Why you should care
Because the next big cure could be sitting somewhere in all that stored data.
No one needed to drag 12-year-old Atul Butte to Macy’s. At the time, department stores carried some of the latest and greatest in technology, aka personal computers, and young Atul was smitten. He’d bring spiral notebooks from home filled with computer programs and type the programs in code while his parents — from India, settled in South Jersey — did their shopping.
After Butte’s parents splurged on a new Apple II Plus, the rest was history: a computer science degree from Brown, summers at Apple and Microsoft, an M.D. (inspired by National Geographic articles on medical technology). Throw in a Ph.D. from MIT, for a whopping 17 years of post–high school education, and you’ll find that Butte is still tinkering. Only now he’s at the cutting edge of medicine and big data. After a decade at Stanford, Butte was tapped last year to head clinical informatics for all five of the University of California’s medical systems, and to lead UCSF’s new Institute for Computational Health Sciences. UCSF Chancellor Sam Hawgood calls Butte “a visionary leader” who will “revolutionize” the conception of wellness and medicine.
Butte’s mandate? To change the way the health care system uses and interprets — yes, you guessed it — “big data.” And by big data, we mean BIG data: the health records of over 14 million people in the UC system and countless research studies. If record keeping doesn’t sound sexy, it’s probably because you don’t realize that sloppy records could keep the best cures available from being found. Butte’s history of extracting insight from massive, forgotten messes made him a logical choice for the role.
Then there’s the fact that Butte has proved himself adept at monetizing said data insights. Last year, he sold his 2-year-old company, Carmenta Bioscience, to prenatal testing company Progenity for an undisclosed amount. (Butte puts it this way: “The inventors and the investors are really happy.”) The sale followed Butte’s discovery of a key diagnostic for preeclampsia, the sudden and life-threatening spike in blood pressure that, along with other pregnancy-related hypertension disorders, kills 76,000 women and 500,000 infants each year. The data was hidden in a mix of old studies published online. “It’s as stupidly naive as that,” Butte says.

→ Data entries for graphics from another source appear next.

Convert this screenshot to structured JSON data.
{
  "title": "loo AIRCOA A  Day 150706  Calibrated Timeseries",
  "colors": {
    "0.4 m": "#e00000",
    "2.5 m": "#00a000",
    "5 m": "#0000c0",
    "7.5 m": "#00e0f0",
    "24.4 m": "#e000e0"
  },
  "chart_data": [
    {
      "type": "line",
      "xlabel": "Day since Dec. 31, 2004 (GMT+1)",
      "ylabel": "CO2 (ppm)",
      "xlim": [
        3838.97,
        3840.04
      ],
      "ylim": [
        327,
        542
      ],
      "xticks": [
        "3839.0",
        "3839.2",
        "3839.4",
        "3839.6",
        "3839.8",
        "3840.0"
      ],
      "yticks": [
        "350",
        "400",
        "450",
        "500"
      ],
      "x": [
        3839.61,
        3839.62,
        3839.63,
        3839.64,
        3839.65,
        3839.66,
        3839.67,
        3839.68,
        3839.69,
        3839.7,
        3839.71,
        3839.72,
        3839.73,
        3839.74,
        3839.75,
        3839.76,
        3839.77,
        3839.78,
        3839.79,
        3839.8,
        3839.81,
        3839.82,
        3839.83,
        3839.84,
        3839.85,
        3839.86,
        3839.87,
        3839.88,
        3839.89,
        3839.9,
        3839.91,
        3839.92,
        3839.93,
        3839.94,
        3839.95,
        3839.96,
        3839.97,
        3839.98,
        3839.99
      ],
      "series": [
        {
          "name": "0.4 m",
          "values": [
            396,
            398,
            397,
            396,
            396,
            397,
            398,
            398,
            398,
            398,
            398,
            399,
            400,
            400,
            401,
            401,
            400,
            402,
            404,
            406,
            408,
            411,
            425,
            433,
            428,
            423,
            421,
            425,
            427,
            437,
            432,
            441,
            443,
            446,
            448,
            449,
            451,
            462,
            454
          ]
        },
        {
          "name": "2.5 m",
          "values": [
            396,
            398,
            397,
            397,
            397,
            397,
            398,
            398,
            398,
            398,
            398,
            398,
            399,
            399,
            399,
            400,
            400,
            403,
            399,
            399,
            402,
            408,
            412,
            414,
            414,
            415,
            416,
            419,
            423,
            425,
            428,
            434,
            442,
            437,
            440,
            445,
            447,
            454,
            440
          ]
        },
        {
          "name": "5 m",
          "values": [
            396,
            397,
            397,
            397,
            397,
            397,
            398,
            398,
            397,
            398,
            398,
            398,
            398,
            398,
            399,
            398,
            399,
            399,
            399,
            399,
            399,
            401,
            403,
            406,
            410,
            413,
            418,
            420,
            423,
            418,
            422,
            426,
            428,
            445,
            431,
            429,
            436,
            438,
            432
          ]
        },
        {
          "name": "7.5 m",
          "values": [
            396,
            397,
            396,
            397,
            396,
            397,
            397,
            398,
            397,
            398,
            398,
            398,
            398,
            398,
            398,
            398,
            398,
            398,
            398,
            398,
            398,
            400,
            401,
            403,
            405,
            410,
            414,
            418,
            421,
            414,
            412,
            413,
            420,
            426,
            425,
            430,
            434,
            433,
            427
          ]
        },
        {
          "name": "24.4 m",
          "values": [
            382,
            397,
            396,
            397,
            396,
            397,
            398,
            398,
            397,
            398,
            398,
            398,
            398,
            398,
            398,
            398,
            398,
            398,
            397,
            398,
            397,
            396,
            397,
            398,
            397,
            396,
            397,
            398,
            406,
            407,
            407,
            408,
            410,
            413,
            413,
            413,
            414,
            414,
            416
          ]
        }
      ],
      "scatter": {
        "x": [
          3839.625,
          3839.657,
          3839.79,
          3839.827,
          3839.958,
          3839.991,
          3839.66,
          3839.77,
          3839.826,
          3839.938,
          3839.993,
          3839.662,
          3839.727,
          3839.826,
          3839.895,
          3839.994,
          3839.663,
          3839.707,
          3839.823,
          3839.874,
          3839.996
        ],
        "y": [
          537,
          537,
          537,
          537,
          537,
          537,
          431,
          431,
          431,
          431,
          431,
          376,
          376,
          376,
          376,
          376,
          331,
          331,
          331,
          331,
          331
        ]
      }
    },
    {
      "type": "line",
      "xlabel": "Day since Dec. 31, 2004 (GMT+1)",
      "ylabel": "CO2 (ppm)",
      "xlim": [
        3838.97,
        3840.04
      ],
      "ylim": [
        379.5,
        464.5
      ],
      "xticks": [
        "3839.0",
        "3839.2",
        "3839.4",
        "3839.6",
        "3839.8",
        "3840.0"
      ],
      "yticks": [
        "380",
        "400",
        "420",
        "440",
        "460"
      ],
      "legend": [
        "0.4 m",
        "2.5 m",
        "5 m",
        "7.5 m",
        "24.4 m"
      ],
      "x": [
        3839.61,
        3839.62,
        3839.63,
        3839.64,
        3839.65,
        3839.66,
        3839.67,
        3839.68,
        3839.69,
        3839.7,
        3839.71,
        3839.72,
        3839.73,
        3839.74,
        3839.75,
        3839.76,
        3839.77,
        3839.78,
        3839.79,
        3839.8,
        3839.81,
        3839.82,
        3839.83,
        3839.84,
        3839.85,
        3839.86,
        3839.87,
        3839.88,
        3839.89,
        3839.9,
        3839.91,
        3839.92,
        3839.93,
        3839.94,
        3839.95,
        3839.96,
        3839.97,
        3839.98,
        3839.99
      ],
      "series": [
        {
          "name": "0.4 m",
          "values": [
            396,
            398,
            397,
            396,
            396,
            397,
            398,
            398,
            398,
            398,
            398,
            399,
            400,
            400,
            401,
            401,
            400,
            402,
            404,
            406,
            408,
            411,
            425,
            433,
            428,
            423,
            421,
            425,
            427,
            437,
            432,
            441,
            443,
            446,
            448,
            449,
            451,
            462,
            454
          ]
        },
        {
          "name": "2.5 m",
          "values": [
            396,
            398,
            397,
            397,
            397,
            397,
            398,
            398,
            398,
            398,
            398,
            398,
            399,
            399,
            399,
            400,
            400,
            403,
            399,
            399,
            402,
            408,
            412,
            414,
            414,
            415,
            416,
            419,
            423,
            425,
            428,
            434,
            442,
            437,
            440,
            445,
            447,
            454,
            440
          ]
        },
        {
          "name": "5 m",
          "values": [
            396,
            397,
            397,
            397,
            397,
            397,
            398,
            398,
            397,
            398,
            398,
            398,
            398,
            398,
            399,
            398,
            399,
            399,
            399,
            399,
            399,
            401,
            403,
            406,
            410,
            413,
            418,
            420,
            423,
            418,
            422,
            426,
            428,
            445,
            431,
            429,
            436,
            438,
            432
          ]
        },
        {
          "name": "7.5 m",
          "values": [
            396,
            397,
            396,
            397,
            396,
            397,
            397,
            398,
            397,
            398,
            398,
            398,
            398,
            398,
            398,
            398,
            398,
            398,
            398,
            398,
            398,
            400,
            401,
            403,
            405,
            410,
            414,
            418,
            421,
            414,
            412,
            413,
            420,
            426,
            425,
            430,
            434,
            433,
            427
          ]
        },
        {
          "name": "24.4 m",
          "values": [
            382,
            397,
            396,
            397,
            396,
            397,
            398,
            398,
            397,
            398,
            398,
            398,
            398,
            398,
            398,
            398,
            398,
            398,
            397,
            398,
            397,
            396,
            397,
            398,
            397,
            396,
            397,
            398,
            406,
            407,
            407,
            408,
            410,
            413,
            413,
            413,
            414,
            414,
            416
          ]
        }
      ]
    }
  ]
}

Butte’s work is part of a wider movement in open-source data for medical discovery, in which researchers extract insights from old, published studies. The ethos here is signature Silicon Valley: Shake up what already exists with some beautiful software, and circumvent slow-moving institutions like the Food and Drug Administration and Big Pharma altogether. A couple of handfuls of software biotech firms, mostly in the Valley, Boston and New York, are trying to pave the way. And there are also individuals, like Butte’s “hero,” Robert Langer, a bioengineer, M.D. and MIT professor who co-founded a medical venture fund. Langer in turn calls Butte “a star.”
Butte is a data evangelist, and he infuses the lyrical into his cause. That so few faculty start companies is a “tragedy,” he says. Were it up to him, his lab-based colleagues would treat entrepreneurialism as de rigueur; even his 13-year-old daughter watches Shark Tank and knows about valuing companies. Butte is emphatic that open data, and especially biomedical data, is the West’s best export. “We give away this data to the world for free and a kid in Bakersfield or Bangladesh can discover a brand-new drug,” he says in his singsongy cadence. Then that kid in Bangladesh can sell it back to the U.S. for a few million dollars, a fraction of what it would cost a pharmaceutical company to make the same drug.
Not everyone thinks it’s fair to use or profit off the research of others. In January, Jeffrey M. Drazen, editor-in-chief of the New England Journal of Medicine, penned a critical editorial about scientists who use data sets from others, calling them “research parasites” and warning that research may be misused. The research community exploded and the hashtag #IAmAResearchParasite emerged, with people like U.S. Chief Data Scientist DJ Patil and National Academy of Sciences President Marcia McNutt identifying themselves as research parasites in defiance. Four days later, the prestigious journal issued a clarifying editorial. The backlash speaks to the quickly evolving nature of the field and the ongoing conversation around work product and fair use. “We need people with [Butte’s] expertise to help maximize the information that can be derived from clinical trial data,” Drazen writes in an email to OZY, but, he adds, patients in these trials deserve “special consideration” since they are putting themselves “at risk for the data to be accrued.”
— DJ Patil (@DJ44) March 5, 2016
When Butte isn’t at his stand-up desk in his open office, a force field of computer monitors surrounding him (he’ll be moving into a new building that’s going up next door, at UCSF’s Mission Bay Campus, he tells me), he’s hiking, sailing or leveraging his own data to keep off the 50 pounds he recently lost. It’s all about that data. And that’s unlikely to stop anytime soon. When I ask Butte about the next several years, he instantly responds that it will include more inventions and more companies. And he hopes others catch on. Until then, he’ll keep giving away his “secrets,” imploring med students to study computer science and telling anyone who will listen about untapped potential sitting in the interweb. Because, as they (might soon) say, mo’ data, mo’ money.